Kim Kardashian's chart-topping Kimoji web icons are facing new competition from a set of emojis mocking North Korean leader Kim Jong-un.
The "Kimunji" series features Mr Kim and his father and grandfather, as well as missiles and atomic blasts.
US-based web designer Ben Gillin said his main aim in creating the Kimunji was to mock the "terrible" Kimoji, which he said were damaging to society.
But he told the BBC he also hoped it got people talking about North Korea.
"Kim Jong-un is obviously a terrible person, but in some respects what the Kimoji app is doing to society is also terrible," he said.
Kim Kardashian's Kimoji app - which has more than 500 icons of her, her products and possessions as well as sketches of her more famous body parts, for people to use online - became the top-selling app on iTunes when it went on sale late last year.
Mr Gillin, who lives in Houston, Texas, told the BBC it "blew his mind".
"The content is terrible - I imagine little kids using it. It's ending up in their hands, advancing their minds in certain ways," he said.
He and his wife were laughing about how absurd it would be if Kim Jong-un did the same, he said. Then when an update to Kardashian's app was released at the weekend and at the same time North Korea broke UN sanctions by launching a satellite on a ballistic missile, he spent four hours making up the Kimunji before posting them online for free use.
The icons are based on the "news or fears that we have" about North Korea, he said.
There is one showing Mr Kim crying - which is strikingly similar to one of the more popular Kimoji - and others of Kim Jong-il and Kim Il-sung, from whom Mr Kim inherited leadership of the repressive and secretive nuclear-armed country.
One of the icons shows US basketball player Dennis Rodman, a friend of Mr Kim's who has controversially visited North Korea several times.
That, said Mr Gillin, was "just funny on its own".
He said the Kimunji probably wouldn't have been so widely shared online as they have if he'd drawn on some of the darker sides of North Korea, like its labour camps and starvation.
"In no way do I want to downplay the human rights violations in North Korea - that's super serious and oftentimes overlooked," he said.
"But if my joke makes people look at it in a serious fashion, or look at it at all, then at least they've looked at it."
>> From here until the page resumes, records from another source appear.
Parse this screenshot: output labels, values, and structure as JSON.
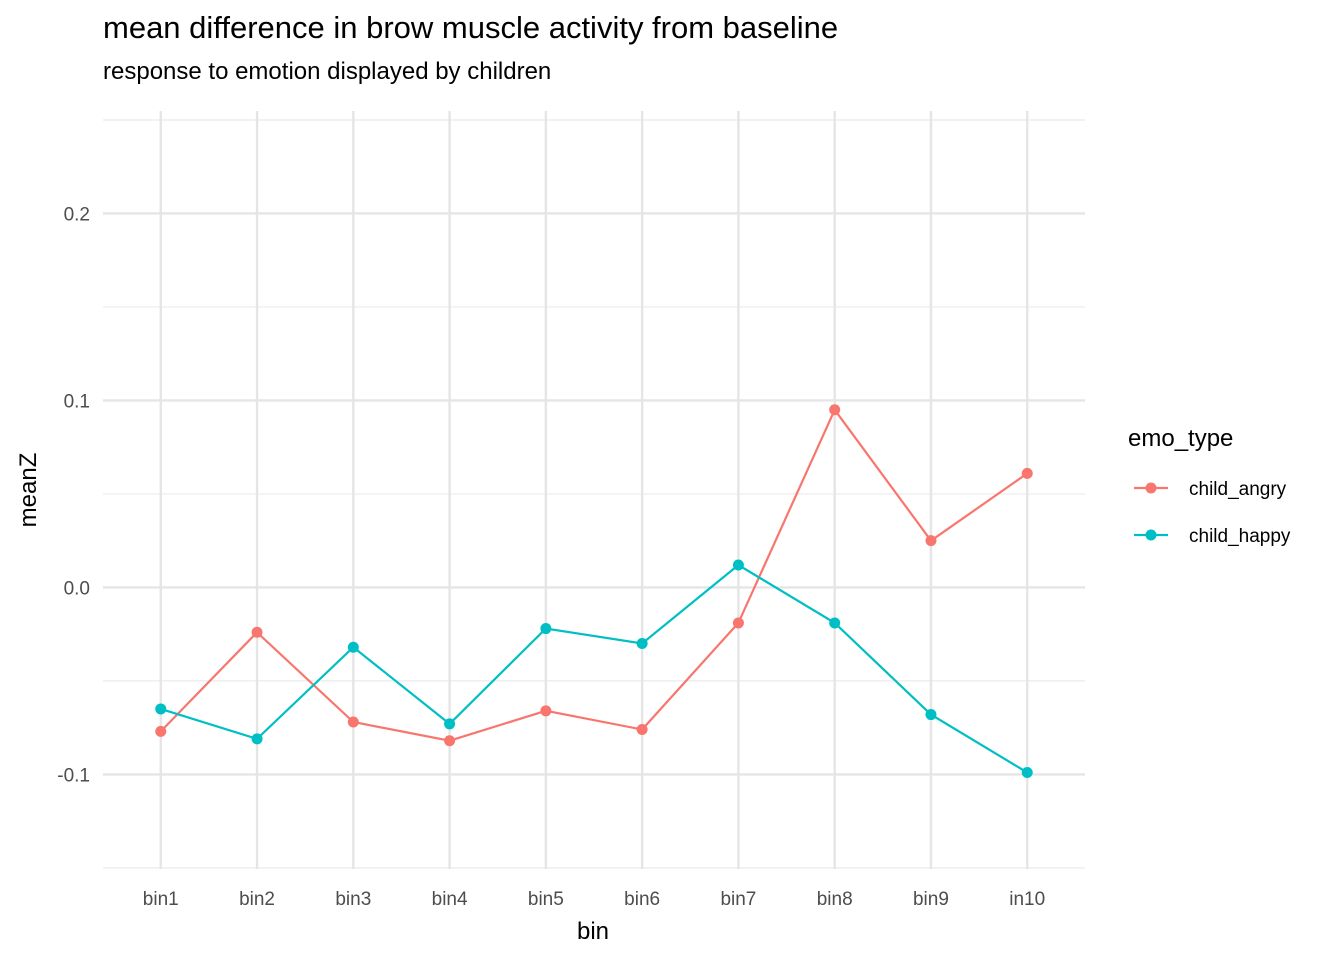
{
  "chart_data": {
    "type": "line",
    "title": "mean difference in brow muscle activity from baseline",
    "subtitle": "response to emotion displayed by children",
    "xlabel": "bin",
    "ylabel": "meanZ",
    "categories": [
      "bin1",
      "bin2",
      "bin3",
      "bin4",
      "bin5",
      "bin6",
      "bin7",
      "bin8",
      "bin9",
      "in10"
    ],
    "ylim": [
      -0.1506,
      0.2548
    ],
    "y_ticks": [
      -0.1,
      0.0,
      0.1,
      0.2
    ],
    "y_tick_labels": [
      "-0.1",
      "0.0",
      "0.1",
      "0.2"
    ],
    "grid": true,
    "legend": {
      "title": "emo_type",
      "placement": "right"
    },
    "series": [
      {
        "name": "child_angry",
        "color": "#F8766D",
        "values": [
          -0.077,
          -0.024,
          -0.072,
          -0.082,
          -0.066,
          -0.076,
          -0.019,
          0.095,
          0.025,
          0.061
        ]
      },
      {
        "name": "child_happy",
        "color": "#00BFC4",
        "values": [
          -0.065,
          -0.081,
          -0.032,
          -0.073,
          -0.022,
          -0.03,
          0.012,
          -0.019,
          -0.068,
          -0.099
        ]
      }
    ]
  }
}
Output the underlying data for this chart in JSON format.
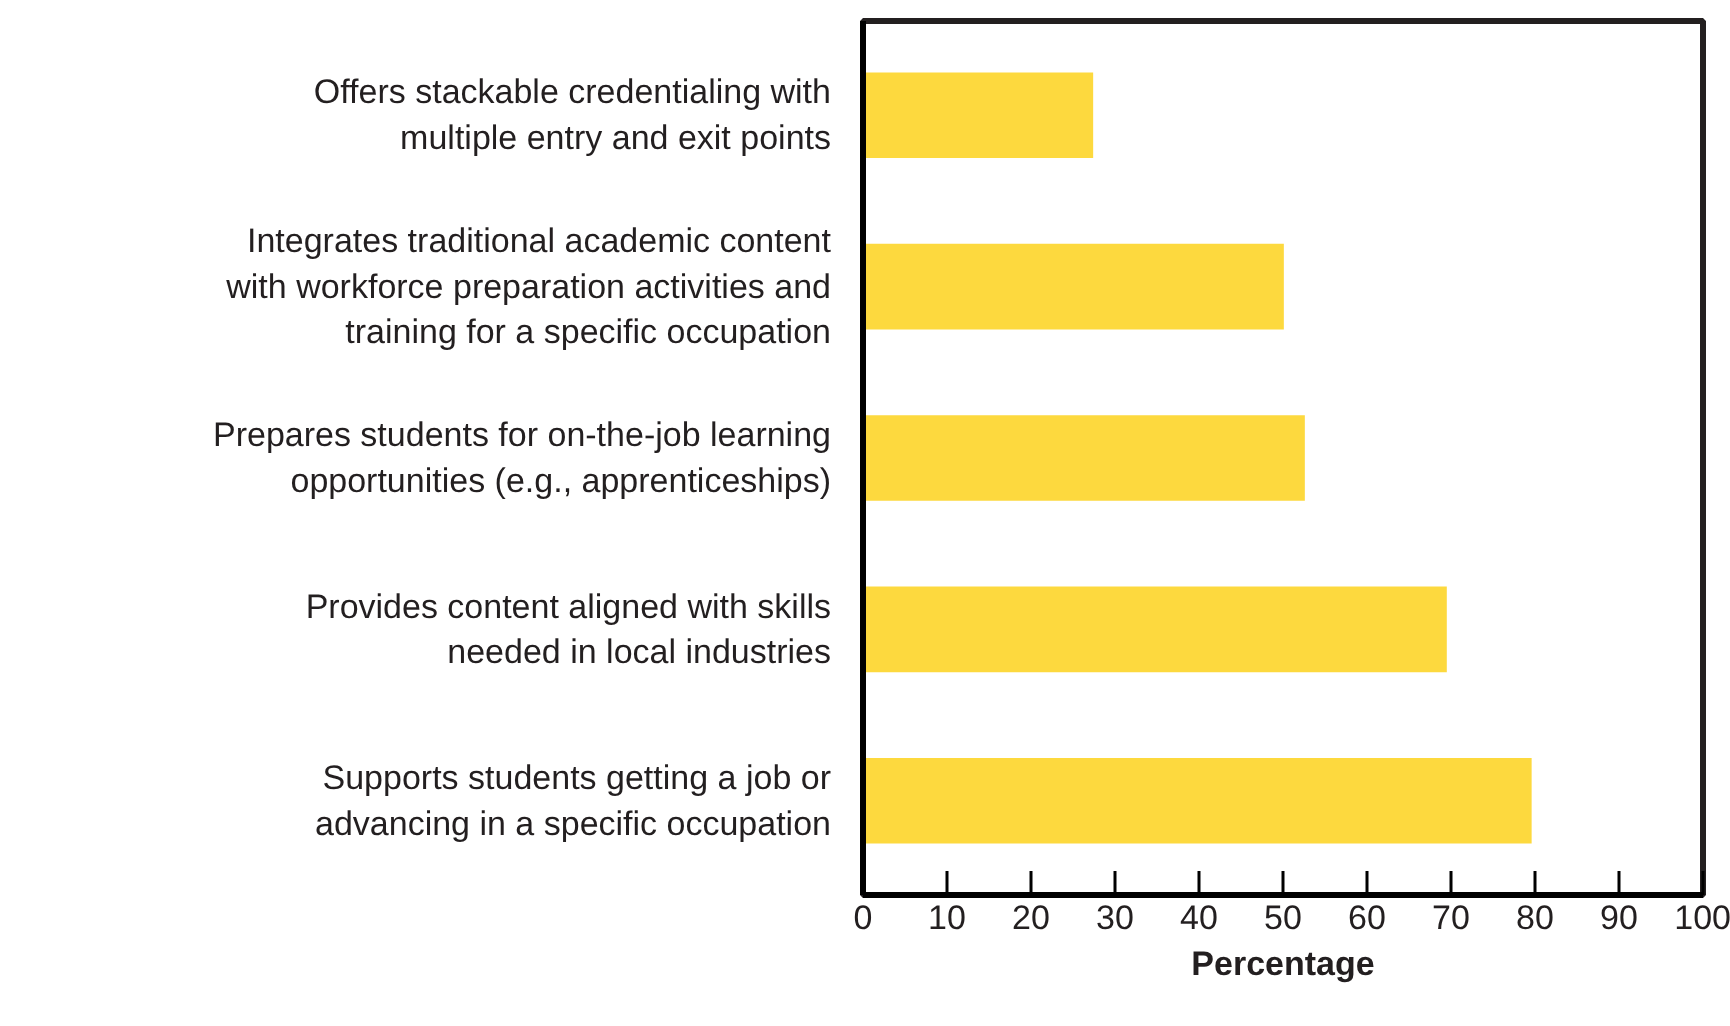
{
  "chart_data": {
    "type": "bar",
    "orientation": "horizontal",
    "xlabel": "Percentage",
    "categories": [
      "Offers stackable credentialing with\nmultiple entry and exit points",
      "Integrates traditional academic content\nwith workforce preparation activities and\ntraining for a specific occupation",
      "Prepares students for on-the-job learning\nopportunities (e.g., apprenticeships)",
      "Provides content aligned with skills\nneeded in local industries",
      "Supports students getting a job or\nadvancing in a specific occupation"
    ],
    "values": [
      27.4,
      50.1,
      52.6,
      69.5,
      79.6
    ],
    "color": "#fdd93e",
    "xlim": [
      0,
      100
    ],
    "xticks": [
      0,
      10,
      20,
      30,
      40,
      50,
      60,
      70,
      80,
      90,
      100
    ],
    "grid": false
  }
}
He also said he wasn't too concerned about angering Kim Jong-un, pointing out that the cast and crew behind The Interview - the satirical film about a plot to assassinate Mr Kim - were "still alive" despite North Korea's furious reaction.
If Kim Kardashian and her husband Kanye West were angry, he said, "that's more funny than it is scary".
"But I don't think they'll let it detract from their business goals."